医師の指示のもと、少しずつ適切な尿酸値まで下げていきます。
薬だけに頼らず、食事や生活習慣の改善も重要です。
医師や管理栄養士から食事指導が行われることがあります。
一般にプリン体を多く含む食品(レバー・干物・イワシ・ビールなど)は控えめにし、水を十分に飲んで尿酸を体外に排出しやすくするよう指導されます。
また減量や適度な運動、アルコール摂取の節制なども再発予防には欠かせません。
治療開始後は、定期的に血液検査で尿酸値の経過を追います。
治療初期には数カ月おきに血液検査を行い、尿酸値が目標範囲まで安定したら検査間隔を延ばしていくのが一般的です。

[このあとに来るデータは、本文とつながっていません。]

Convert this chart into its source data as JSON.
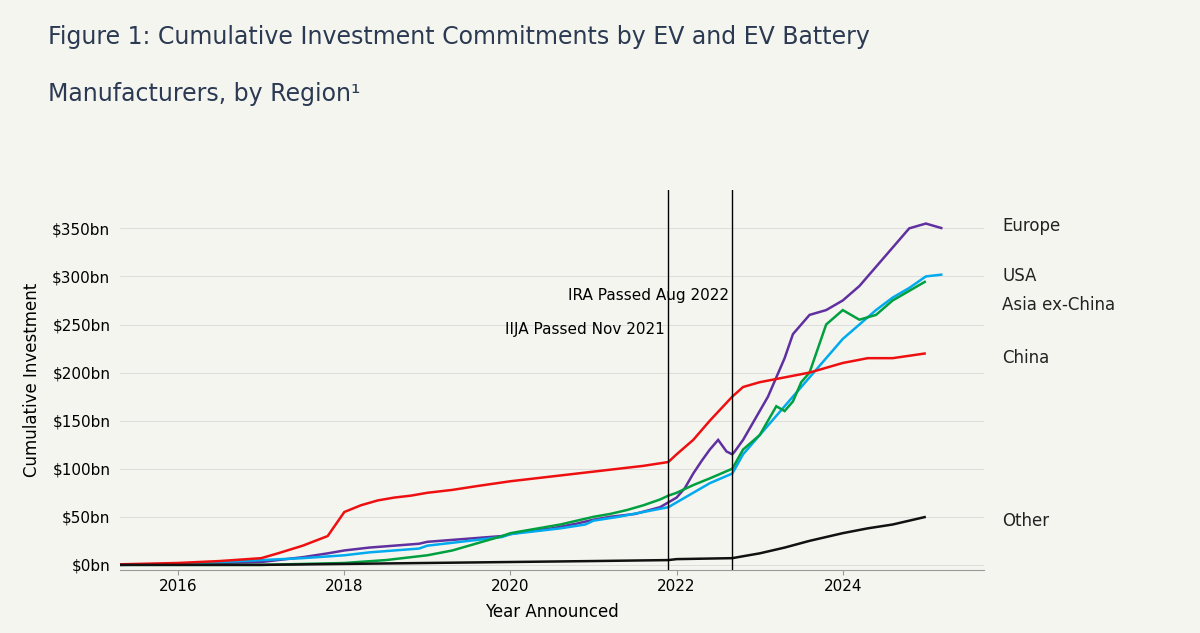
{
  "title_line1": "Figure 1: Cumulative Investment Commitments by EV and EV Battery",
  "title_line2": "Manufacturers, by Region¹",
  "xlabel": "Year Announced",
  "ylabel": "Cumulative Investment",
  "yticks": [
    0,
    50,
    100,
    150,
    200,
    250,
    300,
    350
  ],
  "ytick_labels": [
    "$0bn",
    "$50bn",
    "$100bn",
    "$150bn",
    "$200bn",
    "$250bn",
    "$300bn",
    "$350bn"
  ],
  "xlim": [
    2015.3,
    2025.7
  ],
  "ylim": [
    -5,
    390
  ],
  "title_color": "#2D3561",
  "vline_iija": 2021.9,
  "vline_ira": 2022.67,
  "series": [
    {
      "name": "Europe",
      "color": "#6030A0",
      "x": [
        2015.0,
        2015.3,
        2016.0,
        2016.5,
        2017.0,
        2017.2,
        2017.5,
        2017.8,
        2018.0,
        2018.3,
        2018.6,
        2018.9,
        2019.0,
        2019.3,
        2019.6,
        2019.9,
        2020.0,
        2020.2,
        2020.5,
        2020.8,
        2021.0,
        2021.2,
        2021.5,
        2021.8,
        2021.9,
        2022.0,
        2022.1,
        2022.2,
        2022.3,
        2022.4,
        2022.5,
        2022.6,
        2022.67,
        2022.7,
        2022.8,
        2022.9,
        2023.0,
        2023.1,
        2023.2,
        2023.3,
        2023.4,
        2023.6,
        2023.8,
        2024.0,
        2024.2,
        2024.4,
        2024.6,
        2024.8,
        2025.0,
        2025.2
      ],
      "y": [
        0,
        0,
        1,
        2,
        3,
        5,
        8,
        12,
        15,
        18,
        20,
        22,
        24,
        26,
        28,
        30,
        32,
        35,
        38,
        43,
        47,
        50,
        53,
        60,
        65,
        70,
        80,
        95,
        108,
        120,
        130,
        118,
        115,
        118,
        130,
        145,
        160,
        175,
        195,
        215,
        240,
        260,
        265,
        275,
        290,
        310,
        330,
        350,
        355,
        350
      ]
    },
    {
      "name": "USA",
      "color": "#00AAEE",
      "x": [
        2015.0,
        2016.0,
        2016.5,
        2017.0,
        2017.5,
        2018.0,
        2018.3,
        2018.6,
        2018.9,
        2019.0,
        2019.3,
        2019.6,
        2019.9,
        2020.0,
        2020.3,
        2020.6,
        2020.9,
        2021.0,
        2021.3,
        2021.6,
        2021.9,
        2022.0,
        2022.2,
        2022.4,
        2022.67,
        2022.8,
        2023.0,
        2023.2,
        2023.4,
        2023.6,
        2023.8,
        2024.0,
        2024.2,
        2024.4,
        2024.6,
        2024.8,
        2025.0,
        2025.2
      ],
      "y": [
        0,
        1,
        3,
        5,
        7,
        10,
        13,
        15,
        17,
        20,
        23,
        26,
        29,
        32,
        35,
        38,
        42,
        46,
        50,
        55,
        60,
        65,
        75,
        85,
        95,
        115,
        135,
        155,
        175,
        195,
        215,
        235,
        250,
        265,
        278,
        288,
        300,
        302
      ]
    },
    {
      "name": "Asia ex-China",
      "color": "#00A040",
      "x": [
        2015.0,
        2016.0,
        2017.0,
        2018.0,
        2018.5,
        2019.0,
        2019.3,
        2019.5,
        2019.7,
        2019.9,
        2020.0,
        2020.2,
        2020.4,
        2020.6,
        2020.8,
        2021.0,
        2021.2,
        2021.4,
        2021.6,
        2021.8,
        2021.9,
        2022.0,
        2022.2,
        2022.4,
        2022.67,
        2022.8,
        2023.0,
        2023.1,
        2023.2,
        2023.3,
        2023.4,
        2023.5,
        2023.6,
        2023.8,
        2024.0,
        2024.2,
        2024.4,
        2024.6,
        2024.8,
        2025.0
      ],
      "y": [
        0,
        0,
        0,
        2,
        5,
        10,
        15,
        20,
        25,
        30,
        33,
        36,
        39,
        42,
        46,
        50,
        53,
        57,
        62,
        68,
        72,
        75,
        83,
        90,
        100,
        120,
        135,
        150,
        165,
        160,
        170,
        190,
        200,
        250,
        265,
        255,
        260,
        275,
        285,
        295
      ]
    },
    {
      "name": "China",
      "color": "#EE1010",
      "x": [
        2015.0,
        2015.5,
        2016.0,
        2016.5,
        2017.0,
        2017.2,
        2017.5,
        2017.8,
        2018.0,
        2018.2,
        2018.4,
        2018.6,
        2018.8,
        2019.0,
        2019.3,
        2019.6,
        2020.0,
        2020.3,
        2020.6,
        2021.0,
        2021.3,
        2021.6,
        2021.9,
        2022.0,
        2022.2,
        2022.4,
        2022.67,
        2022.8,
        2023.0,
        2023.3,
        2023.6,
        2024.0,
        2024.3,
        2024.6,
        2025.0
      ],
      "y": [
        0,
        1,
        2,
        4,
        7,
        12,
        20,
        30,
        55,
        62,
        67,
        70,
        72,
        75,
        78,
        82,
        87,
        90,
        93,
        97,
        100,
        103,
        107,
        115,
        130,
        150,
        175,
        185,
        190,
        195,
        200,
        210,
        215,
        215,
        220
      ]
    },
    {
      "name": "Other",
      "color": "#111111",
      "x": [
        2015.0,
        2016.0,
        2017.0,
        2018.0,
        2019.0,
        2020.0,
        2021.0,
        2021.9,
        2022.0,
        2022.67,
        2022.8,
        2023.0,
        2023.3,
        2023.6,
        2024.0,
        2024.3,
        2024.6,
        2025.0
      ],
      "y": [
        0,
        0,
        0,
        1,
        2,
        3,
        4,
        5,
        6,
        7,
        9,
        12,
        18,
        25,
        33,
        38,
        42,
        50
      ]
    }
  ],
  "legend_entries": [
    {
      "name": "Europe",
      "color": "#6030A0",
      "y": 352
    },
    {
      "name": "USA",
      "color": "#00AAEE",
      "y": 300
    },
    {
      "name": "Asia ex-China",
      "color": "#00A040",
      "y": 270
    },
    {
      "name": "China",
      "color": "#EE1010",
      "y": 215
    },
    {
      "name": "Other",
      "color": "#111111",
      "y": 46
    }
  ],
  "background_color": "#f5f5f0",
  "plot_bg_color": "#f5f5f0",
  "title_fontsize": 17,
  "axis_label_fontsize": 12,
  "tick_fontsize": 11,
  "legend_fontsize": 12,
  "annot_fontsize": 11
}
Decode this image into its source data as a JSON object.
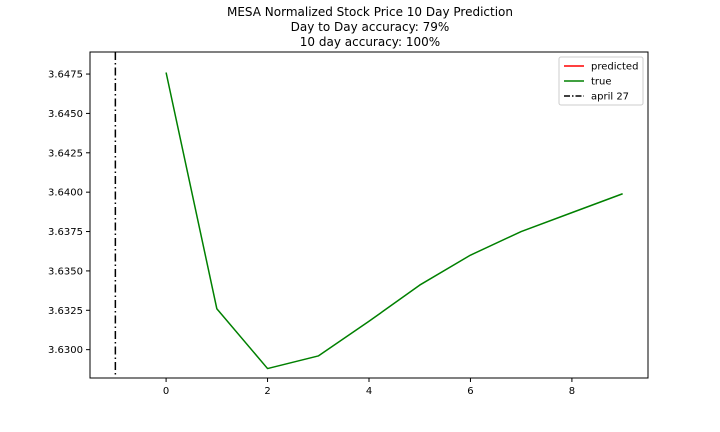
{
  "chart_data": {
    "type": "line",
    "title_lines": [
      "MESA Normalized Stock Price 10 Day Prediction",
      "Day to Day accuracy: 79%",
      "10 day accuracy: 100%"
    ],
    "xlabel": "",
    "ylabel": "",
    "xlim": [
      -1.5,
      9.5
    ],
    "ylim": [
      3.6282,
      3.6489
    ],
    "x_ticks": [
      0,
      2,
      4,
      6,
      8
    ],
    "x_tick_labels": [
      "0",
      "2",
      "4",
      "6",
      "8"
    ],
    "y_ticks": [
      3.63,
      3.6325,
      3.635,
      3.6375,
      3.64,
      3.6425,
      3.645,
      3.6475
    ],
    "y_tick_labels": [
      "3.6300",
      "3.6325",
      "3.6350",
      "3.6375",
      "3.6400",
      "3.6425",
      "3.6450",
      "3.6475"
    ],
    "series": [
      {
        "name": "predicted",
        "color": "#ff0000",
        "x": [],
        "values": []
      },
      {
        "name": "true",
        "color": "#008000",
        "x": [
          0,
          1,
          2,
          3,
          4,
          5,
          6,
          7,
          8,
          9
        ],
        "values": [
          3.6476,
          3.6326,
          3.6288,
          3.6296,
          3.6318,
          3.6341,
          3.636,
          3.6375,
          3.6387,
          3.6399
        ]
      }
    ],
    "vline": {
      "name": "april 27",
      "x": -1,
      "color": "#000000",
      "style": "dash-dot"
    },
    "legend": {
      "placement": "top-right",
      "entries": [
        "predicted",
        "true",
        "april 27"
      ]
    },
    "grid": false
  }
}
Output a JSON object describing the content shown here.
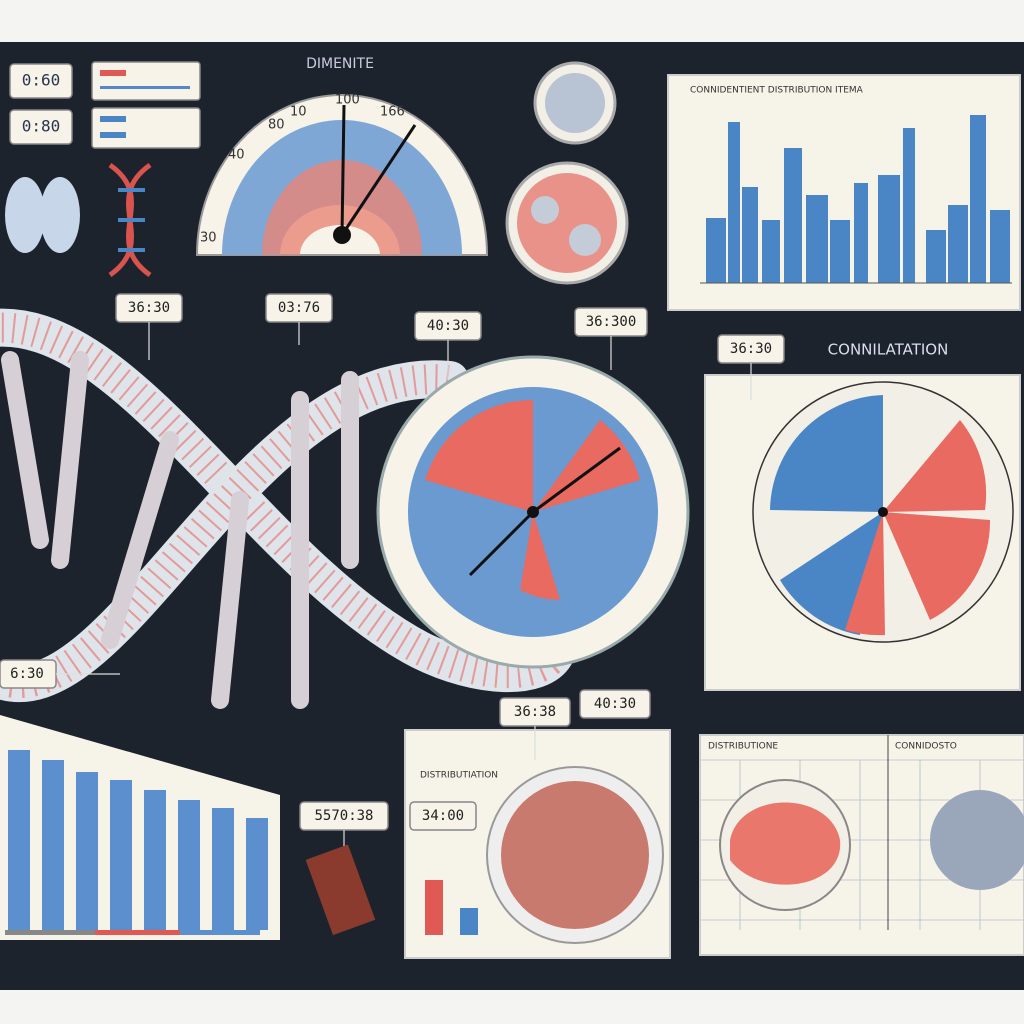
{
  "header": {
    "title": "DIMENITE"
  },
  "readouts": [
    "0:60",
    "0:80"
  ],
  "gauge_labels": [
    "80",
    "10",
    "100",
    "166",
    "40",
    "30"
  ],
  "chart_panel": {
    "title": "CONNIDENTIENT DISTRIBUTION ITEMA"
  },
  "polar_panel": {
    "title": "CONNILATATION"
  },
  "callouts": [
    "36:30",
    "03:76",
    "40:30",
    "36:300",
    "36:30",
    "6:30",
    "36:38",
    "40:30",
    "5570:38",
    "34:00"
  ],
  "bowl_panel": {
    "title": "DISTRIBUTIATION"
  },
  "grid_panel": {
    "left_title": "DISTRIBUTIONE",
    "right_title": "CONNIDOSTO"
  }
}
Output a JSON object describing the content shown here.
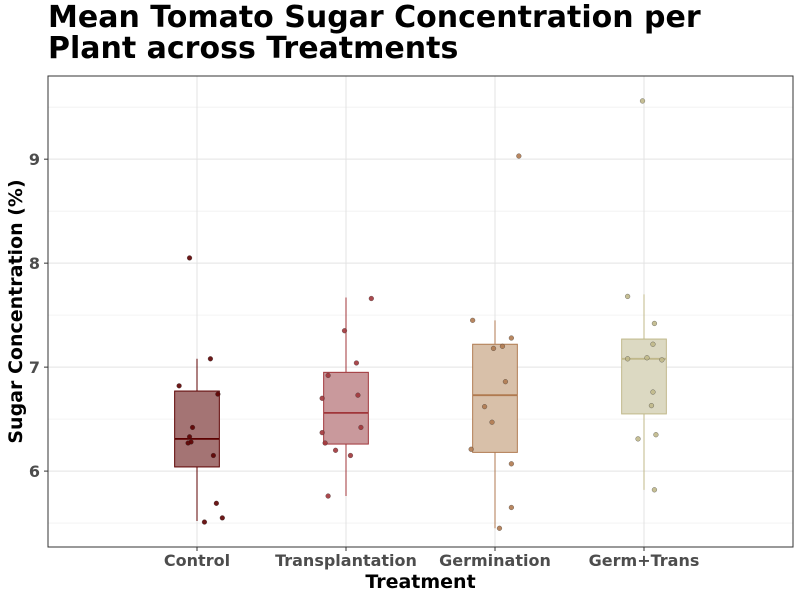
{
  "chart_data": {
    "type": "box",
    "title_lines": [
      "Mean Tomato Sugar Concentration per",
      "Plant across Treatments"
    ],
    "xlabel": "Treatment",
    "ylabel": "Sugar Concentration (%)",
    "ylim": [
      5.27,
      9.8
    ],
    "yticks": [
      6,
      7,
      8,
      9
    ],
    "grid": true,
    "categories": [
      "Control",
      "Transplantation",
      "Germination",
      "Germ+Trans"
    ],
    "colors": [
      "#5c0000",
      "#a0353a",
      "#b07a50",
      "#c0b88a"
    ],
    "fills": [
      "#a47474",
      "#c9999c",
      "#d8c0a9",
      "#dcd9c2"
    ],
    "boxes": [
      {
        "category": "Control",
        "whisker_low": 5.52,
        "q1": 6.04,
        "median": 6.31,
        "q3": 6.77,
        "whisker_high": 7.08,
        "points": [
          {
            "jitter": -0.05,
            "y": 8.05
          },
          {
            "jitter": 0.09,
            "y": 7.08
          },
          {
            "jitter": -0.12,
            "y": 6.82
          },
          {
            "jitter": 0.14,
            "y": 6.74
          },
          {
            "jitter": -0.03,
            "y": 6.42
          },
          {
            "jitter": -0.05,
            "y": 6.33
          },
          {
            "jitter": -0.06,
            "y": 6.27
          },
          {
            "jitter": -0.04,
            "y": 6.28
          },
          {
            "jitter": 0.11,
            "y": 6.15
          },
          {
            "jitter": 0.13,
            "y": 5.69
          },
          {
            "jitter": 0.17,
            "y": 5.55
          },
          {
            "jitter": 0.05,
            "y": 5.51
          }
        ]
      },
      {
        "category": "Transplantation",
        "whisker_low": 5.76,
        "q1": 6.26,
        "median": 6.56,
        "q3": 6.95,
        "whisker_high": 7.67,
        "points": [
          {
            "jitter": 0.17,
            "y": 7.66
          },
          {
            "jitter": -0.01,
            "y": 7.35
          },
          {
            "jitter": 0.07,
            "y": 7.04
          },
          {
            "jitter": -0.12,
            "y": 6.92
          },
          {
            "jitter": 0.08,
            "y": 6.73
          },
          {
            "jitter": -0.16,
            "y": 6.7
          },
          {
            "jitter": 0.1,
            "y": 6.42
          },
          {
            "jitter": -0.16,
            "y": 6.37
          },
          {
            "jitter": -0.14,
            "y": 6.27
          },
          {
            "jitter": -0.07,
            "y": 6.2
          },
          {
            "jitter": 0.03,
            "y": 6.15
          },
          {
            "jitter": -0.12,
            "y": 5.76
          }
        ]
      },
      {
        "category": "Germination",
        "whisker_low": 5.45,
        "q1": 6.18,
        "median": 6.73,
        "q3": 7.22,
        "whisker_high": 7.45,
        "points": [
          {
            "jitter": 0.16,
            "y": 9.03
          },
          {
            "jitter": -0.15,
            "y": 7.45
          },
          {
            "jitter": 0.11,
            "y": 7.28
          },
          {
            "jitter": 0.05,
            "y": 7.2
          },
          {
            "jitter": -0.01,
            "y": 7.18
          },
          {
            "jitter": 0.07,
            "y": 6.86
          },
          {
            "jitter": -0.07,
            "y": 6.62
          },
          {
            "jitter": -0.02,
            "y": 6.47
          },
          {
            "jitter": -0.16,
            "y": 6.21
          },
          {
            "jitter": 0.11,
            "y": 6.07
          },
          {
            "jitter": 0.11,
            "y": 5.65
          },
          {
            "jitter": 0.03,
            "y": 5.45
          }
        ]
      },
      {
        "category": "Germ+Trans",
        "whisker_low": 5.82,
        "q1": 6.55,
        "median": 7.08,
        "q3": 7.27,
        "whisker_high": 7.7,
        "points": [
          {
            "jitter": -0.01,
            "y": 9.56
          },
          {
            "jitter": -0.11,
            "y": 7.68
          },
          {
            "jitter": 0.07,
            "y": 7.42
          },
          {
            "jitter": 0.06,
            "y": 7.22
          },
          {
            "jitter": -0.11,
            "y": 7.08
          },
          {
            "jitter": 0.02,
            "y": 7.09
          },
          {
            "jitter": 0.12,
            "y": 7.07
          },
          {
            "jitter": 0.06,
            "y": 6.76
          },
          {
            "jitter": 0.05,
            "y": 6.63
          },
          {
            "jitter": 0.08,
            "y": 6.35
          },
          {
            "jitter": -0.04,
            "y": 6.31
          },
          {
            "jitter": 0.07,
            "y": 5.82
          }
        ]
      }
    ]
  }
}
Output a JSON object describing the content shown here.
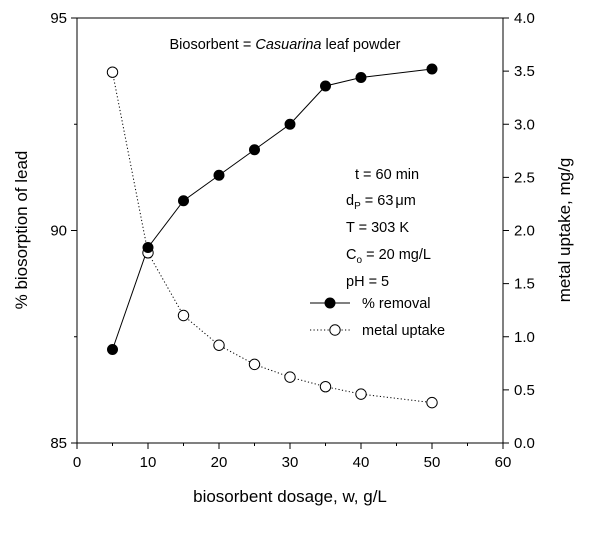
{
  "chart_data": {
    "type": "scatter",
    "annotation_title_prefix": "Biosorbent = ",
    "annotation_title_italic": "Casuarina",
    "annotation_title_suffix": " leaf powder",
    "xlabel": "biosorbent dosage, w, g/L",
    "ylabel_left": "% biosorption of lead",
    "ylabel_right": "metal uptake, mg/g",
    "xlim": [
      0,
      60
    ],
    "ylim_left": [
      85,
      95
    ],
    "ylim_right": [
      0.0,
      4.0
    ],
    "x_ticks": [
      "0",
      "10",
      "20",
      "30",
      "40",
      "50",
      "60"
    ],
    "y_left_ticks": [
      "85",
      "90",
      "95"
    ],
    "y_right_ticks": [
      "0.0",
      "0.5",
      "1.0",
      "1.5",
      "2.0",
      "2.5",
      "3.0",
      "3.5",
      "4.0"
    ],
    "conditions": {
      "time": "t = 60 min",
      "dp_prefix": "d",
      "dp_sub": "P",
      "dp_suffix": " = 63",
      "dp_unit": "μm",
      "temperature": "T = 303 K",
      "co_prefix": "C",
      "co_sub": "o",
      "co_suffix": " = 20 mg/L",
      "ph": "pH = 5"
    },
    "grid": false,
    "legend_placement": "center-right",
    "series": [
      {
        "name": "% removal",
        "axis": "left",
        "marker": "filled-circle",
        "line": "solid",
        "color": "#000000",
        "x": [
          5,
          10,
          15,
          20,
          25,
          30,
          35,
          40,
          50
        ],
        "y": [
          87.2,
          89.6,
          90.7,
          91.3,
          91.9,
          92.5,
          93.4,
          93.6,
          93.8
        ]
      },
      {
        "name": "metal uptake",
        "axis": "right",
        "marker": "open-circle",
        "line": "dotted",
        "color": "#000000",
        "x": [
          5,
          10,
          15,
          20,
          25,
          30,
          35,
          40,
          50
        ],
        "y": [
          3.49,
          1.79,
          1.2,
          0.92,
          0.74,
          0.62,
          0.53,
          0.46,
          0.38
        ]
      }
    ]
  }
}
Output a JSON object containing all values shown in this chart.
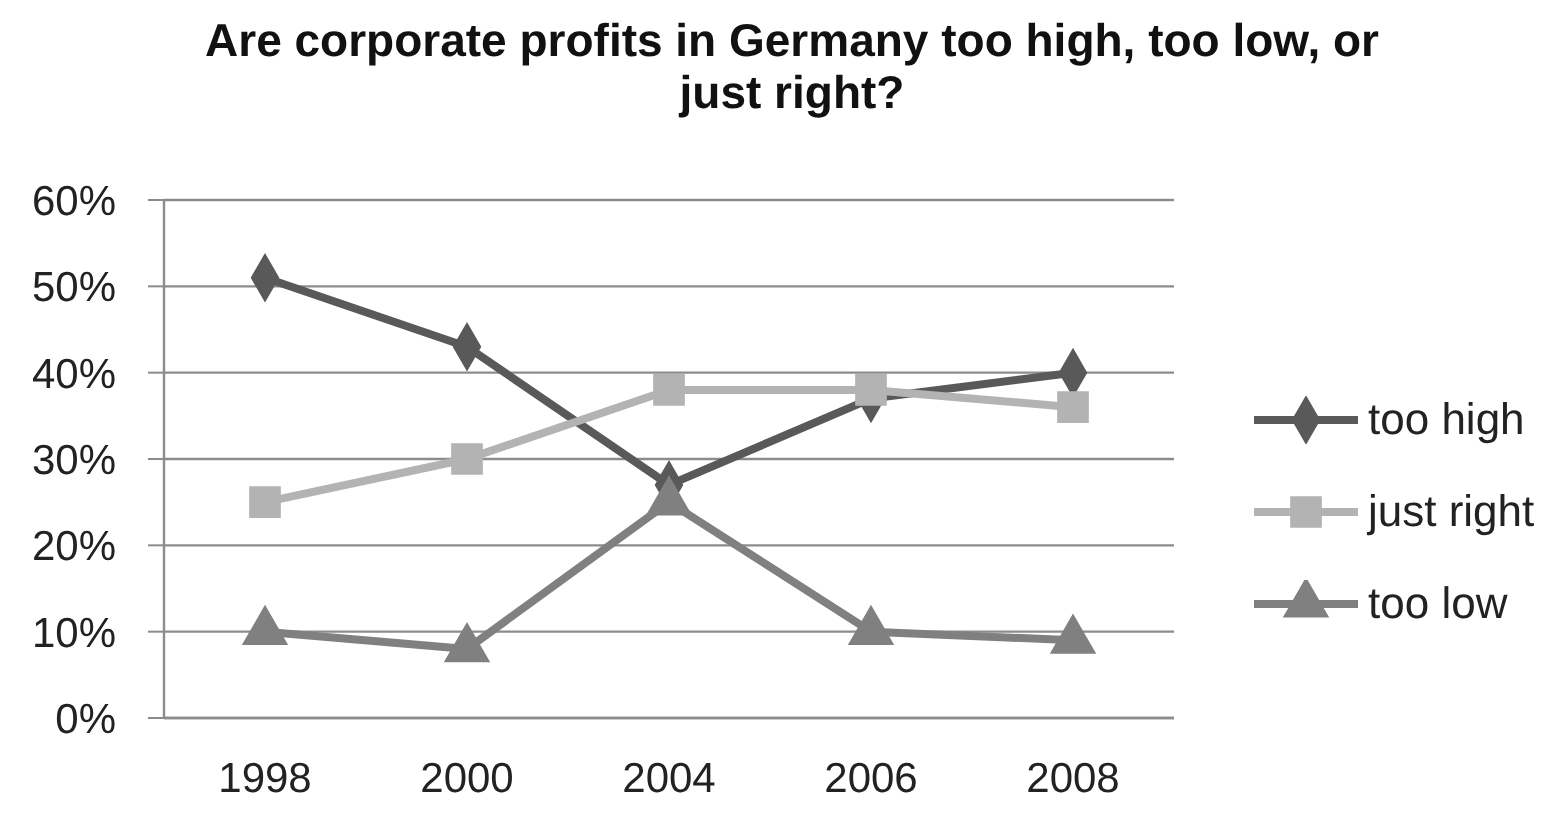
{
  "chart_data": {
    "type": "line",
    "title": "Are corporate profits in Germany too high, too low, or just right?",
    "categories": [
      "1998",
      "2000",
      "2004",
      "2006",
      "2008"
    ],
    "series": [
      {
        "name": "too high",
        "color": "#595959",
        "marker": "diamond",
        "values": [
          51,
          43,
          27,
          37,
          40
        ]
      },
      {
        "name": "just right",
        "color": "#b3b3b3",
        "marker": "square",
        "values": [
          25,
          30,
          38,
          38,
          36
        ]
      },
      {
        "name": "too low",
        "color": "#808080",
        "marker": "triangle",
        "values": [
          10,
          8,
          25,
          10,
          9
        ]
      }
    ],
    "ylim": [
      0,
      60
    ],
    "yticks": [
      {
        "value": 0,
        "label": "0%"
      },
      {
        "value": 10,
        "label": "10%"
      },
      {
        "value": 20,
        "label": "20%"
      },
      {
        "value": 30,
        "label": "30%"
      },
      {
        "value": 40,
        "label": "40%"
      },
      {
        "value": 50,
        "label": "50%"
      },
      {
        "value": 60,
        "label": "60%"
      }
    ],
    "grid": "y",
    "legend": "right"
  }
}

長期的に尿酸値を適切にコントロールできれば、痛風発作を予防できる可能性が高まります。
きちんと治療を続け尿酸値の管理ができていれば、次の痛風発作を起こさずに済むことが期待できます。
逆に治療せず高尿酸血症のまま放置すれば、半年おき程度の頻度で繰り返し発作が起きてしまう恐れがあります。
つまり、適切な治療を受けるかどうかで将来の生活の快適さが大きく変わってきます。
痛風は「治療を続ければ普段の生活を安心して過ごせるようになることが多い」のが特徴とも言われています。
発作が治まった後も油断せず、医師の指示に沿って継続的に治療に取り組みましょう。
内科でも整形外科でも痛風の診療は可能です。急性期の痛みが辛いときは整形外科で痛みの緩和治療を受けるのがスムーズですが、発作が治まった後や原因治療を考える場合は内科が適しています。迷う場合は最初に受診しやすい科で診てもらい、必要なら医師の判断で適切な専門医に紹介してもらうとよいでしょう。
一時的に痛みが和らげばその場はしのげるかもしれませんが、痛風発作は適切な治療をしない限り再発を繰り返す可能性が高いです。市販の鎮痛薬(NSAIDsなど)で少し楽になっても原因の尿酸値は下がりません。できるだけ早めに医療機関を受診して根本的な治療を受けるようにしましょう。痛みが強い場合は無理をせず医師に相談してください。
症状がなくても尿酸値が基準より高いと指摘されたら、一度内科を受診することをおすすめします。高尿酸血症の段階では無症状でも、放置しているとある日突然痛風を発症することがあります。また尿路結石や腎臓への負担、生活習慣病の悪化など痛風以外のリスクも指摘されています。予防のためにも医師と相談し、生活改善や必要な場合は薬で尿酸値を管理すると安心です。
痛風発作自体は治療で鎮めることができますし、尿酸値を適切にコントロールできれば発作を起こさない状態を維持することも可能です。しかし、高尿酸血症の体質自体を完全に「治す」ことは難しく、油断すると再び尿酸値が上がってしまいます。生活習慣の改善と薬物療法を継続し、尿酸値を目標範囲内に保つことで痛風と上手に付き合っていくことが大切です。医師の指導のもとで治療を続ければ、普段の生活に支障なく過ごせるようになるケースが多いです。
痛風かな?と思ったら、まずは内科または整形外科を受診して医師の診断を仰ぎましょう。
激痛で歩けないような場合は迷わず整形外科や救急外来で痛みを抑えつつ、その後は内科で尿酸値の管理を続けるのがおすすめです。
痛風の初期対応は早ければ早いほど効果的で、初回の発作で適切な治療を開始すればその後の再発リスクを大きく減らせます。
病院では痛み止めの処方や検査を受け、原因となる高尿酸血症に対する治療計画が立てられます。
医師と相談しながら生活習慣も見直して、再びあの激痛に悩まされないよう予防策を講じていきましょう。